Even as this wave of SPAC deals close, some investors and entrepreneurs remain wary about them. SPACs offer a faster means for companies to go public but face the perception that they are less rigorous than a traditional initial public offering (IPO) of stock.
“I have mixed emotions about the SPAC craze,” said Eric Stallmer, executive vice president of government affairs and public policy at Voyager Space Holdings, during a panel discussion Aug. 4 at the International Space Station Research and Development Conference.
SPACs can give companies a “burst of capital” in a streamlined way, he said, “but I also seem some really silly valuations that I just cannot understand.” He said such deals may drive up the costs of acquisitions of space companies and reduce the returns investors can see. “It could push investors into other areas.”
“I worry a little bit about the across-the-board quality of them,” said Tom Gillespie, managing partner and investment lead at In-Q-Tel. “There are some great companies getting exits at this point, but you have to be sure they’re the right ones telling the right story.”
Sunil Nagaraj, founder and managing partner of Ubiquity Ventures, said it will be critical to see how the companies that go public via SPACs perform on the market. “There are a lot of people waiting to say, ‘I told you so,’” he said. “The jury’s still out.”
“There’s nothing inherently evil about SPACs. They’re just another way for companies to go public, but particularly at an earlier stage in their development,” said Tess Hatch, partner at Bessemer Venture Partners.
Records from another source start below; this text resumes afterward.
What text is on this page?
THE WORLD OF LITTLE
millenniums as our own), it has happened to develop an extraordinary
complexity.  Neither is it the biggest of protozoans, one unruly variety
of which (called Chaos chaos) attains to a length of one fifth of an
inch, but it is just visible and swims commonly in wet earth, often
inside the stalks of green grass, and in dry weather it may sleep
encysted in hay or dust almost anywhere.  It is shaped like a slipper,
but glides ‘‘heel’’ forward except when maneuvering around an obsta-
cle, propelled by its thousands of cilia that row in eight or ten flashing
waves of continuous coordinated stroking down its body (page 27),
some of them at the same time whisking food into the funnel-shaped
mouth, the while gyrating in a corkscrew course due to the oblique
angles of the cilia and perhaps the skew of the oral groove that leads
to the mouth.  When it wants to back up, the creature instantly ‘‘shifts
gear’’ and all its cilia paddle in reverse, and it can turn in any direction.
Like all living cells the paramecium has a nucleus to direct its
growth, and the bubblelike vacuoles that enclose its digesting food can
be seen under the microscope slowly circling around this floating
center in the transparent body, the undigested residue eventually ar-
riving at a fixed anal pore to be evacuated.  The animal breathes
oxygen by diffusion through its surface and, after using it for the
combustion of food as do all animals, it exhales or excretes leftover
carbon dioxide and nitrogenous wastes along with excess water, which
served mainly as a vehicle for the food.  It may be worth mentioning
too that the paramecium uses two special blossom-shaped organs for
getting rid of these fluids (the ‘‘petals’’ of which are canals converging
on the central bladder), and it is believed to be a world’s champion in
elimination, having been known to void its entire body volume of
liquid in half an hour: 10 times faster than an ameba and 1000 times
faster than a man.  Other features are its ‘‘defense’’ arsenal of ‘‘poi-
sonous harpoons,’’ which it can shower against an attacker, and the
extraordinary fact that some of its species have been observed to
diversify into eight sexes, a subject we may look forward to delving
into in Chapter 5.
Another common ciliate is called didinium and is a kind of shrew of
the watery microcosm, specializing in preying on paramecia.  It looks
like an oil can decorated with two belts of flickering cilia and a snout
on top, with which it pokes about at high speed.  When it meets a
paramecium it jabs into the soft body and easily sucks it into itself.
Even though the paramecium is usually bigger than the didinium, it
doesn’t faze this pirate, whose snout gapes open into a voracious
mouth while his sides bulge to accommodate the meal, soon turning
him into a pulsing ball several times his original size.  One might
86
She argued that the ability of SPACs to provide long-term projections not allowed in a traditional IPO makes them particularly well-suited to space companies.
“They unlock public pools of capital that historically weren’t available” for space companies, she said, predicting that SPACs will allow as many as a dozen companies in the industry to go public by the end of the year. “I really look forward to the next generation and a big uptick in the industry due to this path that Rocket Lab and Spire and a dozen other space SPACs are paving.”